Frequency and breakdown:

Krinkle renamed this task from RemexHtml\Tokenizer\Tokenizer: pcre.backtrack_limit exhausted to CirrusSearch jobs sometimes fail with "RemexHtml\Tokenizer\Tokenizer: pcre.backtrack_limit exhausted".Oct 2 2018, 9:20 PM
Krinkle added a project: CirrusSearch.
Restricted Application added a project: Discovery-Search. · View Herald TranscriptOct 2 2018, 9:21 PM
debt added a subscriber: debt.

We'll be watching this and waiting to see if the Core Platform team needs our help.

Looking over the last week of logs, these only seem to occur in cases of vandalism that create very non-standard wikitext pages. In principle, what is the desired outcome here?

  • Should CirrusSearch fall back to some other tag stripping algorithm when Remex fails? Maybe php's strip_tags ?
  • Should Remex be fixed to fallback from regex to something else and never fail?

Looking over the last week of logs, these only seem to occur in cases of vandalism that create very non-standard wikitext pages. In principle, what is the desired outcome here?
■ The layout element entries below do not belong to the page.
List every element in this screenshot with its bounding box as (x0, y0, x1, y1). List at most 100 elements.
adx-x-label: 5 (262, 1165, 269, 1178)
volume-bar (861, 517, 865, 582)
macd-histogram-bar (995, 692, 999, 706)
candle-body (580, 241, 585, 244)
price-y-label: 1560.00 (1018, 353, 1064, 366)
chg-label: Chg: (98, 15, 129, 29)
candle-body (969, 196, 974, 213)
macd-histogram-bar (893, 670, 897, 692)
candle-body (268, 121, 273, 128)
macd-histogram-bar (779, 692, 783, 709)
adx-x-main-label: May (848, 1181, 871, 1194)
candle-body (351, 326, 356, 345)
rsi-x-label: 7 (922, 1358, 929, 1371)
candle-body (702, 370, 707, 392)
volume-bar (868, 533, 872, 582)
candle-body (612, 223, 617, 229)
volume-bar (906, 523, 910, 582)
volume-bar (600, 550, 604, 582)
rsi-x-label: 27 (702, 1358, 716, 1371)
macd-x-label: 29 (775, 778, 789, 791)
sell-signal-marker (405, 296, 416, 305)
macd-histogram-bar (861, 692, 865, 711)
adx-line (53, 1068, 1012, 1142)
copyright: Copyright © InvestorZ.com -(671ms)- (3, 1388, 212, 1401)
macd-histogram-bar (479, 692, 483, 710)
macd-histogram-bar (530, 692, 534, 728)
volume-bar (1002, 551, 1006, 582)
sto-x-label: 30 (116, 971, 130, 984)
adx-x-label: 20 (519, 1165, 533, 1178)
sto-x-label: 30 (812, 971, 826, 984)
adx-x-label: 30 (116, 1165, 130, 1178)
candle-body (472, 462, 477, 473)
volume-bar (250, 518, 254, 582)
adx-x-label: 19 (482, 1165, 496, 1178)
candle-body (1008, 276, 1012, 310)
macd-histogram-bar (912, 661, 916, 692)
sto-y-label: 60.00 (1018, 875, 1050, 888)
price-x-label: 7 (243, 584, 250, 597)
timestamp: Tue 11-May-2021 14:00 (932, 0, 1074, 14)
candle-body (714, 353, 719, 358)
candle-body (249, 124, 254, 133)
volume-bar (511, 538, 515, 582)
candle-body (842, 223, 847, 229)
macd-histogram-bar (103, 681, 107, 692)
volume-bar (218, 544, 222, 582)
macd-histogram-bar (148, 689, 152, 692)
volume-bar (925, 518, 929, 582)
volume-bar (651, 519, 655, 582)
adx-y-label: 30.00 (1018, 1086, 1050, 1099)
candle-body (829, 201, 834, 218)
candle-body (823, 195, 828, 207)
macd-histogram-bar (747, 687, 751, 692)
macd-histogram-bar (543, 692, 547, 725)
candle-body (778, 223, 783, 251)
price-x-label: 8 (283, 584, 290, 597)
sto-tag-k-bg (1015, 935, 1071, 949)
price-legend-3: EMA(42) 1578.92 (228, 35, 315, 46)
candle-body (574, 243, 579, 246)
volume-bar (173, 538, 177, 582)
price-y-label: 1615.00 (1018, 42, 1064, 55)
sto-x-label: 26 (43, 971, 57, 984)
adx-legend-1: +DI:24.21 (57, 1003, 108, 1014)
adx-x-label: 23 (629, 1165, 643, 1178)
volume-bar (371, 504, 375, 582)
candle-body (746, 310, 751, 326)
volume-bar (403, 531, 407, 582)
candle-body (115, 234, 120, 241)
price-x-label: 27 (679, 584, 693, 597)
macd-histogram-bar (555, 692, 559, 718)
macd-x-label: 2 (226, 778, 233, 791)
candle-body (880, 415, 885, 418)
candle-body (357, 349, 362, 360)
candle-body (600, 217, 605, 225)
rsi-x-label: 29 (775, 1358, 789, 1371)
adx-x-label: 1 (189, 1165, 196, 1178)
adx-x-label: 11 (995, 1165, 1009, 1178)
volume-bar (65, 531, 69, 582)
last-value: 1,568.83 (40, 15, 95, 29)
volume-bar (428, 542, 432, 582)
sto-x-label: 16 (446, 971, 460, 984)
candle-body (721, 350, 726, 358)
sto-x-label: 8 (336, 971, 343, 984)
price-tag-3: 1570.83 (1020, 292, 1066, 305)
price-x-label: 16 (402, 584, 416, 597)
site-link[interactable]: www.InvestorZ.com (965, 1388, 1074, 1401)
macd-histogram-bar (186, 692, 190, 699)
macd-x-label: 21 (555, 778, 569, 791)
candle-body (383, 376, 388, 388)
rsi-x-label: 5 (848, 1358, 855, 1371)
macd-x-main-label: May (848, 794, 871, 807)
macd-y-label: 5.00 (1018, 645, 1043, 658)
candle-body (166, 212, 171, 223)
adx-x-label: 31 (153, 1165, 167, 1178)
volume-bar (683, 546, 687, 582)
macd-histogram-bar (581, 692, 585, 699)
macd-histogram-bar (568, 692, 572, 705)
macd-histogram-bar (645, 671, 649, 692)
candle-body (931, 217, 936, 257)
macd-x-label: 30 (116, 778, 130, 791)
  • Should CirrusSearch fall back to some other tag stripping algorithm when Remex fails? Maybe php's strip_tags ?
  • Should Remex be fixed to fallback from regex to something else and never fail?

Let me chat with Tim later this week and/or look at code to see what makes sense. Remex shouldn't fail for sure ... or at least if it fails, it should have a better failure mode. I lost track of this .. otherwise could have chatted in person when we are all there in Portland.

The usual way to fix exhaustion of pcre.backtrack_limit is to just increase the limit. I documented on line 1449 of Remex's Tokenizer.php that it needs to be at least twice the length of the input string. The current limit is 1MB, which I thought would be enough, but the input to RemexHtml for this test case is 1.4MB. I confirmed with eval.php that increasing pcre.backtrack_limit to 2MB fixes the issue for this test case. But let's make it 5MB to be on the safe side.

Change 471904 had a related patch set uploaded (by Tim Starling; owner: Tim Starling):
[operations/puppet@production] Increase pcre.backtrack_limit to 5MB

https://gerrit.wikimedia.org/r/471904

The reason I'm not concerned about increasing this limit is because the effect on CPU time is O(N). It just limits the number of characters examined by PCRE, and PCRE takes a very small amount of time for each character. The reason it exists is because for certain regexes, short input strings could cause an exponential amount of backtracking. Setting the backtrack limit to some constant factor times the input size avoids this problem, bounding execution time to be approximately linear. Settings the backtrack limit to less than the input size is pointless, it implies that the goal is sublinear performance, i.e. better than O(N), which is not possible.

Change 471904 merged by Tim Starling:
[operations/puppet@production] Increase pcre.backtrack_limit to 5MB

https://gerrit.wikimedia.org/r/471904

tstarling closed this task as Resolved.Nov 6 2018, 3:53 AM
tstarling claimed this task.

Should be fixed now, feel free to undelete the page and try it.